The T3T works by using the projected IdolAnalytics week-to-week not-safe probability as an explanatory variable. The following chart shows the assigned not-safe probability for first finals voting round (called Round 2 by the model) for seasons 5-11. The points represent outcomes from previous seasons. The x-axis denotes the probability of being in the bottom 3 in that round assigned by the model. The y-axis represents whether or not they eventually made it to the Top 3, with 1 being “yes” and 0 being “no” (a small amount of vertical jitter has been applied so that overlapping points can be seen).
The blue curve is a regression line giving the estimated probability of making the Top 3 for any given assigned round 2 not-safe probability. For example, if this week the contestant had a 0.25 chance of being not-safe, his chance of making the Top 3 is only about 20%. But if he had a 0.1 chance of being in the bottom 3, his chances of making the Top 3 are about 50%. Hover your mouse cursor over the points to see which contestants they belong to.
You can see, roughly speaking, the “yes” (1) points are clustered to the left, and the “no” (0) points are more dense toward the right. Logically, a high chance of being in the bottom 3 in the Top 12 or Top 13 round means you are less likely to make it to the Top 3.
The model is still fairly uncertain during the Top 12. However, anybody with a not-safe probability of > 0.27 is unlikely to make the Top 3. It’s happened only twice in the time-frame we model (Syesha Mercado and Haley Reinhart). However, having a low not-safe probability at this point is not a guarantee of making the Top 3 (see, for instance Chris Daughtry and Siobahn Magnus).
If we look later in the contest, the model has to a certain extent converged:
In round 5 (normally the Top 8), the not-safe probabilities of people who did not make the Top 3 are significantly higher on average than those who did make the Top 3 (note that the probabilities used here are the average of round 4 and round 5). Nobody with a not-safe probability of less than 0.2 has ever not made the Top 3, and nobody with a score over about 0.43 ever has. Rarely has someone with > 0.3 made it to the Top 3. The region from 0.27 to 0.37 represents people who are “on the bubble”. They could go either way, and it depends on whether they can turn things around.
Because the data begins to get sparse in later rounds, an averaging mechanism has been employed. This reduces some of the week-to-week noise inherent in the model and returns a better overall fit to the observations.

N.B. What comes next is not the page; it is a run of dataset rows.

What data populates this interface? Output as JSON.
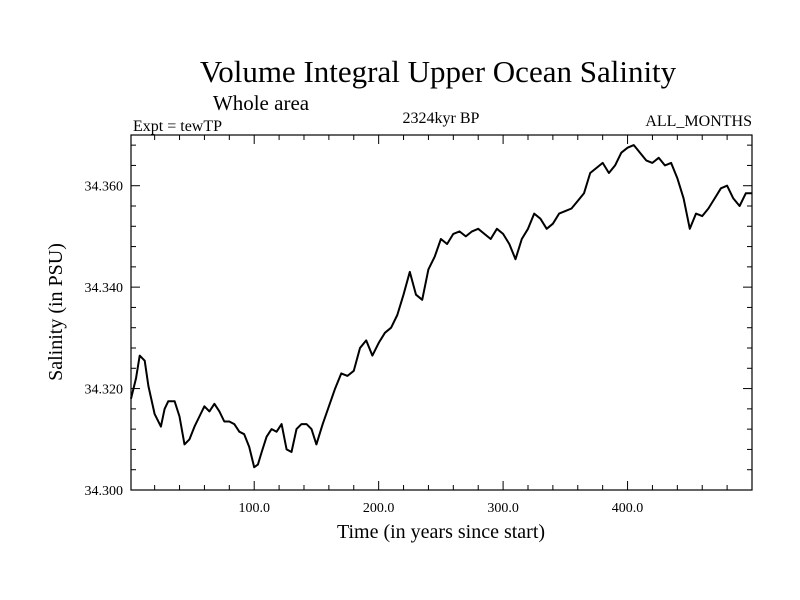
{
  "chart_data": {
    "type": "line",
    "title": "Volume Integral Upper Ocean Salinity",
    "subtitle": "Whole area",
    "left_label": "Expt = tewTP",
    "center_label": "2324kyr BP",
    "right_label": "ALL_MONTHS",
    "xlabel": "Time (in years since start)",
    "ylabel": "Salinity (in PSU)",
    "xlim": [
      1,
      500
    ],
    "ylim": [
      34.3,
      34.37
    ],
    "x_ticks": [
      100,
      200,
      300,
      400
    ],
    "x_tick_labels": [
      "100.0",
      "200.0",
      "300.0",
      "400.0"
    ],
    "y_ticks": [
      34.3,
      34.32,
      34.34,
      34.36
    ],
    "y_tick_labels": [
      "34.300",
      "34.320",
      "34.340",
      "34.360"
    ],
    "grid": false,
    "series": [
      {
        "name": "salinity",
        "color": "#000000",
        "x": [
          1,
          5,
          8,
          12,
          15,
          20,
          25,
          28,
          31,
          36,
          40,
          44,
          48,
          52,
          56,
          60,
          64,
          68,
          72,
          76,
          80,
          84,
          88,
          92,
          96,
          100,
          103,
          106,
          110,
          114,
          118,
          122,
          126,
          130,
          134,
          138,
          142,
          146,
          150,
          155,
          160,
          165,
          170,
          175,
          180,
          185,
          190,
          195,
          200,
          205,
          210,
          215,
          220,
          225,
          230,
          235,
          240,
          245,
          250,
          255,
          260,
          265,
          270,
          275,
          280,
          285,
          290,
          295,
          300,
          305,
          310,
          315,
          320,
          325,
          330,
          335,
          340,
          345,
          350,
          355,
          360,
          365,
          370,
          375,
          380,
          385,
          390,
          395,
          400,
          405,
          410,
          415,
          420,
          425,
          430,
          435,
          440,
          445,
          450,
          455,
          460,
          465,
          470,
          475,
          480,
          485,
          490,
          495,
          500
        ],
        "y": [
          34.318,
          34.322,
          34.3265,
          34.3255,
          34.3205,
          34.315,
          34.3125,
          34.316,
          34.3175,
          34.3175,
          34.3145,
          34.309,
          34.31,
          34.3125,
          34.3145,
          34.3165,
          34.3155,
          34.317,
          34.3155,
          34.3135,
          34.3135,
          34.313,
          34.3115,
          34.311,
          34.3085,
          34.3045,
          34.305,
          34.3075,
          34.3105,
          34.312,
          34.3115,
          34.313,
          34.308,
          34.3075,
          34.312,
          34.313,
          34.313,
          34.312,
          34.309,
          34.313,
          34.3165,
          34.32,
          34.323,
          34.3225,
          34.3235,
          34.328,
          34.3295,
          34.3265,
          34.329,
          34.331,
          34.332,
          34.3345,
          34.3385,
          34.343,
          34.3385,
          34.3375,
          34.3435,
          34.346,
          34.3495,
          34.3485,
          34.3505,
          34.351,
          34.35,
          34.351,
          34.3515,
          34.3505,
          34.3495,
          34.3515,
          34.3505,
          34.3485,
          34.3455,
          34.3495,
          34.3515,
          34.3545,
          34.3535,
          34.3515,
          34.3525,
          34.3545,
          34.355,
          34.3555,
          34.357,
          34.3585,
          34.3625,
          34.3635,
          34.3645,
          34.3625,
          34.364,
          34.3665,
          34.3675,
          34.368,
          34.3665,
          34.365,
          34.3645,
          34.3655,
          34.364,
          34.3645,
          34.3615,
          34.3575,
          34.3515,
          34.3545,
          34.354,
          34.3555,
          34.3575,
          34.3595,
          34.36,
          34.3575,
          34.356,
          34.3585,
          34.3585
        ]
      }
    ]
  }
}
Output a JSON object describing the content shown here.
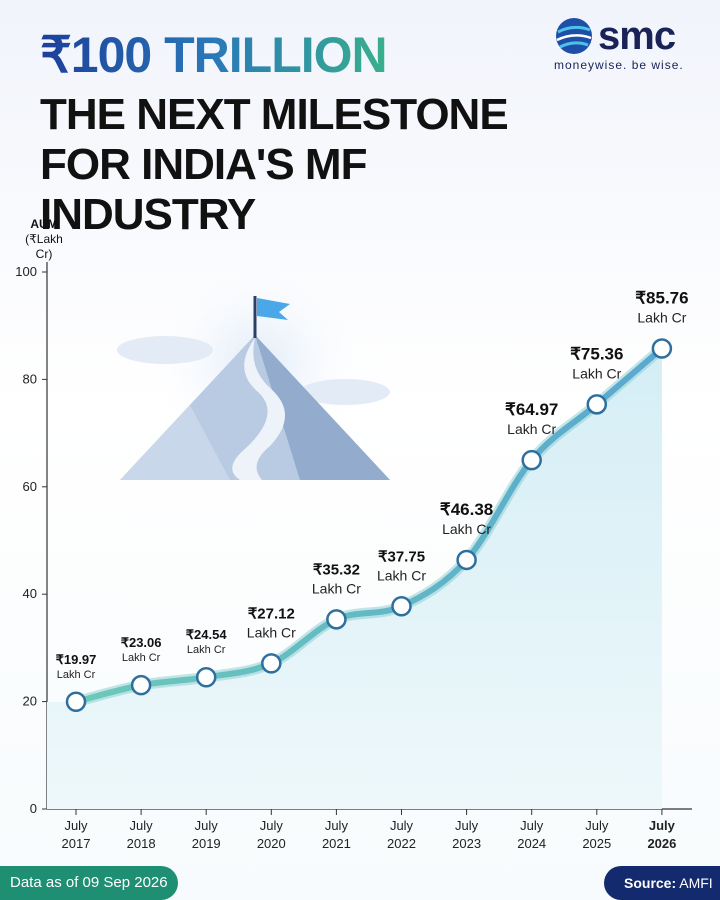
{
  "brand": {
    "name": "smc",
    "tagline": "moneywise. be wise."
  },
  "header": {
    "title": "₹100 TRILLION",
    "subtitle": "THE NEXT MILESTONE FOR INDIA'S MF INDUSTRY"
  },
  "footer": {
    "data_note": "Data as of 09 Sep 2026",
    "source_label": "Source:",
    "source_value": "AMFI"
  },
  "colors": {
    "line": "#5cb8c3",
    "area": "#dff2f7",
    "marker": "#2e6f9e",
    "green": "#1f8f74",
    "navy": "#142a6e"
  },
  "chart_data": {
    "type": "line",
    "ylabel": "AUM",
    "yunit": "(₹Lakh Cr)",
    "ylim": [
      0,
      100
    ],
    "yticks": [
      0,
      20,
      40,
      60,
      80,
      100
    ],
    "categories": [
      "July 2017",
      "July 2018",
      "July 2019",
      "July 2020",
      "July 2021",
      "July 2022",
      "July 2023",
      "July 2024",
      "July 2025",
      "July 2026"
    ],
    "category_lines": [
      [
        "July",
        "2017"
      ],
      [
        "July",
        "2018"
      ],
      [
        "July",
        "2019"
      ],
      [
        "July",
        "2020"
      ],
      [
        "July",
        "2021"
      ],
      [
        "July",
        "2022"
      ],
      [
        "July",
        "2023"
      ],
      [
        "July",
        "2024"
      ],
      [
        "July",
        "2025"
      ],
      [
        "July",
        "2026"
      ]
    ],
    "values": [
      19.97,
      23.06,
      24.54,
      27.12,
      35.32,
      37.75,
      46.38,
      64.97,
      75.36,
      85.76
    ],
    "value_labels": [
      "₹19.97",
      "₹23.06",
      "₹24.54",
      "₹27.12",
      "₹35.32",
      "₹37.75",
      "₹46.38",
      "₹64.97",
      "₹75.36",
      "₹85.76"
    ],
    "unit_label": "Lakh Cr",
    "grid": false
  }
}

Rounds 5-7 use a two-week average, and 8-9 use a three-week average. This methodology is consistent with a belief that the contest largely hardens as the weeks go by, as people have chosen their favorite by then.

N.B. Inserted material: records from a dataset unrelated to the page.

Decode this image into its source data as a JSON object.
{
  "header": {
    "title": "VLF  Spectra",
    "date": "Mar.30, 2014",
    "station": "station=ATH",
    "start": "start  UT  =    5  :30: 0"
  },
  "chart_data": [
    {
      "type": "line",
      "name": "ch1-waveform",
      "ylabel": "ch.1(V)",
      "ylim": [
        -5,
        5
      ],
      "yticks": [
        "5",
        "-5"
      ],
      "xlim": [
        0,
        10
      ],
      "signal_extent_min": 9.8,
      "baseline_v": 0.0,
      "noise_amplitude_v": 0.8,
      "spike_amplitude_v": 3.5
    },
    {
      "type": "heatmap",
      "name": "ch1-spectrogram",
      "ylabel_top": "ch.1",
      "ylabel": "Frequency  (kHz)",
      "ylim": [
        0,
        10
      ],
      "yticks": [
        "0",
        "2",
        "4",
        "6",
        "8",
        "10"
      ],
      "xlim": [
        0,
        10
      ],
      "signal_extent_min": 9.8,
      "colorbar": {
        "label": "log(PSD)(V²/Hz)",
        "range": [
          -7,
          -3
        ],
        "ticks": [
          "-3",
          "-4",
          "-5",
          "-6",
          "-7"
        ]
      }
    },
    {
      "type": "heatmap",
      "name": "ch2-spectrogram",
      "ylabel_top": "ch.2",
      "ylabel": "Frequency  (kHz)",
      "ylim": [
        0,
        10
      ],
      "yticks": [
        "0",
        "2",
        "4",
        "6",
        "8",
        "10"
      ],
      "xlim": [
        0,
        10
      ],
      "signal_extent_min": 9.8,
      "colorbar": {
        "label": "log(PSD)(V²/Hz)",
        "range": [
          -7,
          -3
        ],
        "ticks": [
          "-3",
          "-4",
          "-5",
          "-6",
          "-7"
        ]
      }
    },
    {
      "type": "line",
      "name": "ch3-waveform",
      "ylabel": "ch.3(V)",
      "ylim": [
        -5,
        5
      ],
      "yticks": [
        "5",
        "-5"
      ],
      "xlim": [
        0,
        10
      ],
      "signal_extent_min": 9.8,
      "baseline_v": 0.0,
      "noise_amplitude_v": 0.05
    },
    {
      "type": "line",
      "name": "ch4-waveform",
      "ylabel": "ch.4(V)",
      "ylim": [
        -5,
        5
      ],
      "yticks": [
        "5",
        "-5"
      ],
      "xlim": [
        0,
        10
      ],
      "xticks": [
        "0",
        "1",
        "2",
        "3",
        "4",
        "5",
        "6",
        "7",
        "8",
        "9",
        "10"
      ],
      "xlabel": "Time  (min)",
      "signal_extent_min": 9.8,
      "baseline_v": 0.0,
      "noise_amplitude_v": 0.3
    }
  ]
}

Why only a Top 3 tracker, rather than a straight up winner tracker? It turns out that it’s pretty hard to tell what’s going to happen in the Top 3 before it actually happens. Some races have turned on a dime as one contestant picks up a lot of new voters from the eliminated contestant. This kind of coalition building has probably happened in a few years, most notably with Kris Allen and Lee DeWyze. Thus, the fact that the tracker only attempts to ascertain who will be in the Top 3 represents the amount of uncertainty there still is.
As with the week-to-week forecast, this represents kind of conventional wisdom. Early rounds the model considered Pia Toscano to be a lock for Top 3, which is what many people thought, and it was wrong. It also thought Syesha Mercado was not going to make it, like most people did, and was wrong. However, it is right much more often than wrong, which is all one can hope for. The model isn’t designed, nor could I design it, to be capable of seeing difficult-to-foresee events. All it can do is make a reasonable inference based on previous years, and in that is seems to largely succeed. Once a precedent happens, the model never forgets that, but it also doesn’t go nuts when a weird result happens.